When it came to self medicating, the wildly popular medically-prescribed promethazine and codeine cough syrup (or “lean”) was extremely easy to obtain when I was in college. Mixing syrup with Sprite and Jolly Rancher candy became the drug of choice in the mid-2000s as Houston-based hip-hop artists such as Three Six Mafia, DJ Screw and UGK. Before long I had an alcohol, lean, prescription pill problem and a coke-addicted girlfriend before I even had my first cigarette.
Drug addiction is not a new concept, but when it comes to dealing with the pressures of being an African American man in this current climate, that makes things even trickier. Being the drug dealer used to be what was cool, but now being the addict is what is being glorified in urban culture.

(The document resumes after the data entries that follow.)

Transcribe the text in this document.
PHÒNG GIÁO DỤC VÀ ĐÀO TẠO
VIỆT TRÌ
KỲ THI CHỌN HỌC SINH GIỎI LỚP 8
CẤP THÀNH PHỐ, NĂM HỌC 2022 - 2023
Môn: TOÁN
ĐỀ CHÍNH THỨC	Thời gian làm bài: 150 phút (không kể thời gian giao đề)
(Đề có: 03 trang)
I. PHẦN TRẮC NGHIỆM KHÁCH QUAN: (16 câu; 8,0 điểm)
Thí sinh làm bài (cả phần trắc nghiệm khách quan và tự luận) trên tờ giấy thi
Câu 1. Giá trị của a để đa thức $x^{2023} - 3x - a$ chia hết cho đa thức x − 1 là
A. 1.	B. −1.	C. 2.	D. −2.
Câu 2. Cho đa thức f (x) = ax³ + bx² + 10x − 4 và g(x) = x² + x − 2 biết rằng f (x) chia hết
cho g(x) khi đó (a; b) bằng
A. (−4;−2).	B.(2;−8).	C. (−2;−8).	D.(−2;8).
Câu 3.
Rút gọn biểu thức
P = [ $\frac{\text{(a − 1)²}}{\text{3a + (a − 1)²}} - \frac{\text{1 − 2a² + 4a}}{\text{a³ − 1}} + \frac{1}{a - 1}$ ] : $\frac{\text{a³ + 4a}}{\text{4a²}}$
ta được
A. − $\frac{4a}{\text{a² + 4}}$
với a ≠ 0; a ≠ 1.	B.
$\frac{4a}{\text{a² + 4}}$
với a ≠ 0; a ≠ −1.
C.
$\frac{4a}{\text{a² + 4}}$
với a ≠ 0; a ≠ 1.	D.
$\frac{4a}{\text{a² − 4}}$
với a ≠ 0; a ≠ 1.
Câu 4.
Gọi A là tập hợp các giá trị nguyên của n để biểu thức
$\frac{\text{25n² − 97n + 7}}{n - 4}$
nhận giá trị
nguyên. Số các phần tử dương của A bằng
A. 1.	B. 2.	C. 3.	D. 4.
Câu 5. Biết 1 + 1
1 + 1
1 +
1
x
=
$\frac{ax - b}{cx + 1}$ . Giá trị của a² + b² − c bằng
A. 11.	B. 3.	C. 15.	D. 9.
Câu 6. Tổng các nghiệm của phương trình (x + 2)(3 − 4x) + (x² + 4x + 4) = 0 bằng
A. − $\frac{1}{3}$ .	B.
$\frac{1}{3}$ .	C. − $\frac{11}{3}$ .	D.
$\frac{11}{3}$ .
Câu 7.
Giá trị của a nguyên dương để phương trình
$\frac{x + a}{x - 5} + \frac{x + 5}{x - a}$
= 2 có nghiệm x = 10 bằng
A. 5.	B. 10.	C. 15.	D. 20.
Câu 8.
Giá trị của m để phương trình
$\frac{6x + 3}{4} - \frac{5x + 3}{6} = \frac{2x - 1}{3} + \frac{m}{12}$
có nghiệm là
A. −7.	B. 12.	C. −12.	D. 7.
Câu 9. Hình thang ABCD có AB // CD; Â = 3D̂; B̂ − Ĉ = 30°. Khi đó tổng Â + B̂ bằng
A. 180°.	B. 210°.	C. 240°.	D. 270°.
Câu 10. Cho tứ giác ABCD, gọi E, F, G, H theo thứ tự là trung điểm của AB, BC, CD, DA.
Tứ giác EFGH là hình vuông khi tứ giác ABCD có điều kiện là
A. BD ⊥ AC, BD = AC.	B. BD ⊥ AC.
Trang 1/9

Lean and pills continue to be wildly popular in the music scene, but the toll that it is taking on African American entertainers have been widely documented. Pimp C, DJ Screw and most recently beloved Chicago-based artist Fredo Santana have all had significantly abused promethazine and codeine-based cough syrup which has led to their deaths. Rappers Lil Wayne and Rick Ross have also had life-threatening seizures more than likely from their lean usage.
Even looking back at that pressing time in my life when drugs were regular, self-medicating did not even seem like a real thing. I did what I could, what I knew and what felt comfortable. That all started with easing pain, guilt and frustration with whatever I could get my hands on. Severe anxiety, an A on a test, hearing my grandmother’s voice after she passed away, not being able to pay rent, were all problems being dealt with the same way.
Even though those days are long gone for me personally, I continue to see clients, friends and family who continue to self-medicate to help deal with life and struggles. For some, self-medicating is the only life they know. It’s an ongoing generational battle that unfortunately isn’t going anywhere until we are able to not only seek professional help and learn to love and want more for ourselves and the people we surround ourselves with. We are only given one body and mind in this life and we should be doing whatever is possible to take care of it.